The U.S. Air Force is taking a “hard look” at the additional training infrastructure it needs to enhance its ability to simulate advanced space threats and prepare warfighters for combat, a space official said June 9.

“I don’t know what that looks like for all of us,” said Col. David Miller, commander of the 460th Space Wing at Buckley Air Force Base in Colorado. “What I do know is we don’t have that.”

Air Force space units are making significant progress in collecting and consolidating threat information and developing tactics, techniques and procedures to counter those threats, said Miller, whose wing operates missile-warning satellites and payloads. But with space becoming increasingly contested, Air Force officials believe the training infrastructure will need to improve.
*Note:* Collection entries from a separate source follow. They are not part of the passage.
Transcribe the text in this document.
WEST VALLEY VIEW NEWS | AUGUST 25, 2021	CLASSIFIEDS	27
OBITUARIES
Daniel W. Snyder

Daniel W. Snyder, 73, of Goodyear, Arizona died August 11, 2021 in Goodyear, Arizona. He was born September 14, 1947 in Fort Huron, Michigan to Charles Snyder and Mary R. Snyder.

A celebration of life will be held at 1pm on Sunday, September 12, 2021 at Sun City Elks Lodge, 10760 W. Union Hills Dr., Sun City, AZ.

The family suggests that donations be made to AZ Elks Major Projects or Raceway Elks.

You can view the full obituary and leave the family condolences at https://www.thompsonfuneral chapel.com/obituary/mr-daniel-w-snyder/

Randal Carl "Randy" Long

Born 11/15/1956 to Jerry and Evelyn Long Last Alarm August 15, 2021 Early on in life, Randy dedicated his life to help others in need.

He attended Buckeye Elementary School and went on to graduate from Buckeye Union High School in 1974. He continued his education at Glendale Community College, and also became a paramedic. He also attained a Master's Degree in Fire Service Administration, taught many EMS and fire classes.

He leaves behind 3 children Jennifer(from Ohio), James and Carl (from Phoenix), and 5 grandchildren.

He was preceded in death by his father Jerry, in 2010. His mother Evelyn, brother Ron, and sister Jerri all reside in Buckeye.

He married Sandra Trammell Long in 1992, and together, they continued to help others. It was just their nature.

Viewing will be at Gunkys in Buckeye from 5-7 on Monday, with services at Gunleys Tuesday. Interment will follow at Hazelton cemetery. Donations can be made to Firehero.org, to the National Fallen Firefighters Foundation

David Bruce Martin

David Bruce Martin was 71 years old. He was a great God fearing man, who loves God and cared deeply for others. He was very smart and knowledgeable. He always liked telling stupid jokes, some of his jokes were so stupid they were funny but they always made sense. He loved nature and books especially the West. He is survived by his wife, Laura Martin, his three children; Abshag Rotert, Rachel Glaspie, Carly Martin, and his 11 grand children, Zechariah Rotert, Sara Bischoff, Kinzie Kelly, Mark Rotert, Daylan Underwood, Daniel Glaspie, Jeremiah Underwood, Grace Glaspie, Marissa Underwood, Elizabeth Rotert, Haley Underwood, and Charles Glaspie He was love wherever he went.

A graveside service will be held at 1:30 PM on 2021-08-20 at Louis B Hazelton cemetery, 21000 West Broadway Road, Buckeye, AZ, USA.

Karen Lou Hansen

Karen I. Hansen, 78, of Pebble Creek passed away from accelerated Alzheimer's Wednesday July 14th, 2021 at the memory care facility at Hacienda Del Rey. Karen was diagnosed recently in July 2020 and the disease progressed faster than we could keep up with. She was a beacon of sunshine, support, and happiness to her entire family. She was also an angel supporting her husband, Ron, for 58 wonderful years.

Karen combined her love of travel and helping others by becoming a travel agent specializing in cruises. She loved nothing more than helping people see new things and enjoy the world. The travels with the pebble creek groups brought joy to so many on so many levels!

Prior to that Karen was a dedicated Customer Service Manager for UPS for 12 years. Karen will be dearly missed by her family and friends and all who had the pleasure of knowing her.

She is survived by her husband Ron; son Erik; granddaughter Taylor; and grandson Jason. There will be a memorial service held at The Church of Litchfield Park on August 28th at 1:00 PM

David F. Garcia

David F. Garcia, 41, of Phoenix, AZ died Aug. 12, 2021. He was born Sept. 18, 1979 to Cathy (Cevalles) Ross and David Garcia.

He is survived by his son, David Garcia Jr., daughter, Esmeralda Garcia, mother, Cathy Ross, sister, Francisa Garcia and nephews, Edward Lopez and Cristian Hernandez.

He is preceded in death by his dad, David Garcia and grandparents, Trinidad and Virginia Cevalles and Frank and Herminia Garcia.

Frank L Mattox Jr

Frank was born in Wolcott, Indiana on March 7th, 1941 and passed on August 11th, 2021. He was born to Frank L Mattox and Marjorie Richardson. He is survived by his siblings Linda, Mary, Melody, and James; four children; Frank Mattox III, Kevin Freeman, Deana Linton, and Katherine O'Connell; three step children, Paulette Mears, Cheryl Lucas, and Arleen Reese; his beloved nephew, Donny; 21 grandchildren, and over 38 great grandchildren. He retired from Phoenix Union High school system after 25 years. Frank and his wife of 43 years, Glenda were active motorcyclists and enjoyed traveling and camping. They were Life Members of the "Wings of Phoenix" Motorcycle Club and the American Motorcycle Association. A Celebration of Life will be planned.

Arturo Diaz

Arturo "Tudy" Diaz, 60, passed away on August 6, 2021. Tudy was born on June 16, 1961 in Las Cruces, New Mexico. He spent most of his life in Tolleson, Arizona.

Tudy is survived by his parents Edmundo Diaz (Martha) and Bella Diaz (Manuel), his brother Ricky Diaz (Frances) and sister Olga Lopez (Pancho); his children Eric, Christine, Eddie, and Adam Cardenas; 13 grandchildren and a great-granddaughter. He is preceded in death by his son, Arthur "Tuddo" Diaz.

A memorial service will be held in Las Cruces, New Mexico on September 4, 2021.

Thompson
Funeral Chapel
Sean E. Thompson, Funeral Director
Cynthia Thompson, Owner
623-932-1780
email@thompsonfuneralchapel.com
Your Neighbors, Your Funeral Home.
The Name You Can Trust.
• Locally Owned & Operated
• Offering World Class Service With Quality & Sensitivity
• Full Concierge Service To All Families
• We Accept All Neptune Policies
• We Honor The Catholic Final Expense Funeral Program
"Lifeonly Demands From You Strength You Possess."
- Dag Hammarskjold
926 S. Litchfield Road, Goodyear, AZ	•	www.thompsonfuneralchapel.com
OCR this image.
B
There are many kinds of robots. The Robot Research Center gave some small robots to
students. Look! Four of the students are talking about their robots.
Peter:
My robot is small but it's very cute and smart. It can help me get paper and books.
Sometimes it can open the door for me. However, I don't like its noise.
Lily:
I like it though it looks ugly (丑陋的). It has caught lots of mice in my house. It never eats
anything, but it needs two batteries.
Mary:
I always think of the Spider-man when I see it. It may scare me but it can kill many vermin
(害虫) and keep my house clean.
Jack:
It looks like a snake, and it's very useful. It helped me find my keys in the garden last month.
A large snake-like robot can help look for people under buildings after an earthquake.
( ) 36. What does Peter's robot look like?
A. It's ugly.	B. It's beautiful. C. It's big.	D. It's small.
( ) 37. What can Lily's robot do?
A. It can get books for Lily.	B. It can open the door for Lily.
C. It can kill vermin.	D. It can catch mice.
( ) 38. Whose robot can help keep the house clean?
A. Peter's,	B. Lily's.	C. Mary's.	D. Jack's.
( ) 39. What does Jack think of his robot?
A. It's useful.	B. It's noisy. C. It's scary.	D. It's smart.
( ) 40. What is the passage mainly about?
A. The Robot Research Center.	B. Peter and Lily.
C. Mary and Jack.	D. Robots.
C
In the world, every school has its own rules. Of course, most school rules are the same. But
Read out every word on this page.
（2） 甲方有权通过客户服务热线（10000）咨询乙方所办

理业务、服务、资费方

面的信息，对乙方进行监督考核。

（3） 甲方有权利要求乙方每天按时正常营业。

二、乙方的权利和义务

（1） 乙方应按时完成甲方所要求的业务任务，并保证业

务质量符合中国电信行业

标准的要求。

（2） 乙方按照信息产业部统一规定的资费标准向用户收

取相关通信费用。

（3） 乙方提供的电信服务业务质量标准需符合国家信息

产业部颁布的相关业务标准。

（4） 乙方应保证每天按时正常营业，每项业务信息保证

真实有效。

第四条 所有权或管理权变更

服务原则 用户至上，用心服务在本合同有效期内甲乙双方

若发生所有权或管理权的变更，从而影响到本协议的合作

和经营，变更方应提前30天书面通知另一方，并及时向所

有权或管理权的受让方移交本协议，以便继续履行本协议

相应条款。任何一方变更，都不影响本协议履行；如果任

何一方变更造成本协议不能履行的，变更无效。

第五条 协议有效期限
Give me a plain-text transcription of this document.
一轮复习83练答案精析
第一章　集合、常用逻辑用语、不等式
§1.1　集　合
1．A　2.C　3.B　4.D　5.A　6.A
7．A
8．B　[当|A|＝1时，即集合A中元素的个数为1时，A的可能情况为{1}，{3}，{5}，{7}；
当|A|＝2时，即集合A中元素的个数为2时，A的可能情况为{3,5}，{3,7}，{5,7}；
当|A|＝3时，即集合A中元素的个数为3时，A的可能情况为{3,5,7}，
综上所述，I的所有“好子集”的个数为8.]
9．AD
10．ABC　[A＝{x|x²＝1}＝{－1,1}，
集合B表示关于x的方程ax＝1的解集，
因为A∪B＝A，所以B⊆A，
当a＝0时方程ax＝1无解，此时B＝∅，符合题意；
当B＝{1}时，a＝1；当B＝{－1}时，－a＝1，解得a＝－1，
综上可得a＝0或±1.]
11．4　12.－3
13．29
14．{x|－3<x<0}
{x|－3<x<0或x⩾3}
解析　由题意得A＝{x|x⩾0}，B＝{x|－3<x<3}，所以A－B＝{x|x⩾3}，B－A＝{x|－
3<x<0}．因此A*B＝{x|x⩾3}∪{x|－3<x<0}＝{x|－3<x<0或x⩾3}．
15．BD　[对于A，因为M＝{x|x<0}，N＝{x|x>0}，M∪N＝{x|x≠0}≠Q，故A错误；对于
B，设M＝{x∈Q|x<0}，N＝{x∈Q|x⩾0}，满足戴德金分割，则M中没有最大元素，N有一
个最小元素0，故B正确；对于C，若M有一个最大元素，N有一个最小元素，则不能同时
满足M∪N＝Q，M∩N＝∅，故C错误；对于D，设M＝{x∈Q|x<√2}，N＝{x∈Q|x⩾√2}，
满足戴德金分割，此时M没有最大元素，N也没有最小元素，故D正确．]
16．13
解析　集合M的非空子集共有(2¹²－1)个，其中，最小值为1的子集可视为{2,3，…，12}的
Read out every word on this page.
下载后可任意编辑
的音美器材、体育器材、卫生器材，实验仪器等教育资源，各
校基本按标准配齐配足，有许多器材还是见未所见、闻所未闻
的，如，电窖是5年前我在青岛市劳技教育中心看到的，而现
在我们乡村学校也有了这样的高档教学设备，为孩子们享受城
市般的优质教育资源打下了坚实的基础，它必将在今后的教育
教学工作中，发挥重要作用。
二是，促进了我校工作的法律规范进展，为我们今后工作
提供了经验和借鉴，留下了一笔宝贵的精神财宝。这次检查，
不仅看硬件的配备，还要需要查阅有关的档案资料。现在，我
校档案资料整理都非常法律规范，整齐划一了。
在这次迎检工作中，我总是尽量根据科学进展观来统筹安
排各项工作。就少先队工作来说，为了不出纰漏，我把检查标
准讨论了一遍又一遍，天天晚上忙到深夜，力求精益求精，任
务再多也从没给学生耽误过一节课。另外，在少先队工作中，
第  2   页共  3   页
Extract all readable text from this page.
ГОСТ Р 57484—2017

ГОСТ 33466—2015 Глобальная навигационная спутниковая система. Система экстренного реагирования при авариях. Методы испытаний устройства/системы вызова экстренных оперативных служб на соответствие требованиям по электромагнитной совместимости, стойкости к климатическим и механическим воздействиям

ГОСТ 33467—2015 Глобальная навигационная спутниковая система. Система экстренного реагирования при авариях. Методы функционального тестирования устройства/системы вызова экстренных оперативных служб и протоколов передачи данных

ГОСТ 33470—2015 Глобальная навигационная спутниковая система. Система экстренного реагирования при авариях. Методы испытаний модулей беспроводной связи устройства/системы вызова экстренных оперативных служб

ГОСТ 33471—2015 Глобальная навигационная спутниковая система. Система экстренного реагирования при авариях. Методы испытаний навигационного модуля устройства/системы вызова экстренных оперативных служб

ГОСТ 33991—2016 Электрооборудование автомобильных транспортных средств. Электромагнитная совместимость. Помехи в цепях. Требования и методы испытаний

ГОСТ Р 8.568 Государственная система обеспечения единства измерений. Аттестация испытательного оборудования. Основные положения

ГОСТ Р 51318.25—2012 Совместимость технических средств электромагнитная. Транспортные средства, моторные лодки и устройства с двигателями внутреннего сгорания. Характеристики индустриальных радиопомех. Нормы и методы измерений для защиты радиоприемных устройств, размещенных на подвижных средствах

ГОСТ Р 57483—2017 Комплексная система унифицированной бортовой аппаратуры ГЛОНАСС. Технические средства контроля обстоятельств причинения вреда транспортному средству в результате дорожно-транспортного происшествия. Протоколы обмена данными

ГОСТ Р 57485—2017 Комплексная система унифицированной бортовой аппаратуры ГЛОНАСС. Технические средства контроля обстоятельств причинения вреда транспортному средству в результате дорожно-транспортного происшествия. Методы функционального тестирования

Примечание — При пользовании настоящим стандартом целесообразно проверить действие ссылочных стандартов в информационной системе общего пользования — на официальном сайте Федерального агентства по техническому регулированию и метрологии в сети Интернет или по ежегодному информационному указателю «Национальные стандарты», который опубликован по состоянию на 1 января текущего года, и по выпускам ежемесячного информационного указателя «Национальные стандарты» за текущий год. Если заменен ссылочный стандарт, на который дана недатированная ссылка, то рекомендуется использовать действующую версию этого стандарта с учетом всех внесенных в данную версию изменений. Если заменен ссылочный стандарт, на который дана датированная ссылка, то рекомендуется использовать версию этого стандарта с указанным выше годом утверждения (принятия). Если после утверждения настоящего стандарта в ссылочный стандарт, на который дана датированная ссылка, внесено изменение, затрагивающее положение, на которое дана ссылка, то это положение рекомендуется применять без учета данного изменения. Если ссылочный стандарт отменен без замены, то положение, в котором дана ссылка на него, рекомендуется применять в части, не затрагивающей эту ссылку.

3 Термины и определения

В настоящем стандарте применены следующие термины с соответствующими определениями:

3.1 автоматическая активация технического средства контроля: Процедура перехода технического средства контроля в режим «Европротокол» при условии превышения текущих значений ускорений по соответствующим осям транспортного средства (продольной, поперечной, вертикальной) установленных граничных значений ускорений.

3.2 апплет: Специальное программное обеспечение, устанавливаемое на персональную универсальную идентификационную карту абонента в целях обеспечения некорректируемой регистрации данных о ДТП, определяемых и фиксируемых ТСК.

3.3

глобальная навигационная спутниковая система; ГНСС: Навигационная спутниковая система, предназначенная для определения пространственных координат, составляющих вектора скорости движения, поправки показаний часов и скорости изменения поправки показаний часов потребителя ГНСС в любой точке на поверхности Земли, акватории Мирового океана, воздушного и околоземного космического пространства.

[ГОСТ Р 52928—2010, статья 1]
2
“The American people expect us to be ready through anything,” Miller said at an Air Force Association event on Capitol Hill. “There’s only so much training I can do with the stuff that I got right now.”

Miller described Air Force Space Command’s new Space Flag exercises as a step in the right direction. Space Flag, which is similar to the Red Flag exercises that train fighter pilots for combat, is designed to prepare space forces to react to a “thinking adversary.”

The first Space Flag occurred earlier in 2017 at Boeing’s [BA] Phantom Works Virtual Warfare Center in Colorado Springs, Colo. A second one is being organized for August or September, said Col. Deanna Burt, commander of the 50th Space Wing at Schriever Air Force Base in Colorado.

“We’ve been working hard with the Boeing Virtual Warfare Center to look at how do we virtually visualize what we’re talking about when we talk war in space,” said Burt, whose wing supports communication, navigation and surveillance satellites. “How do we make ourselves a harder target?”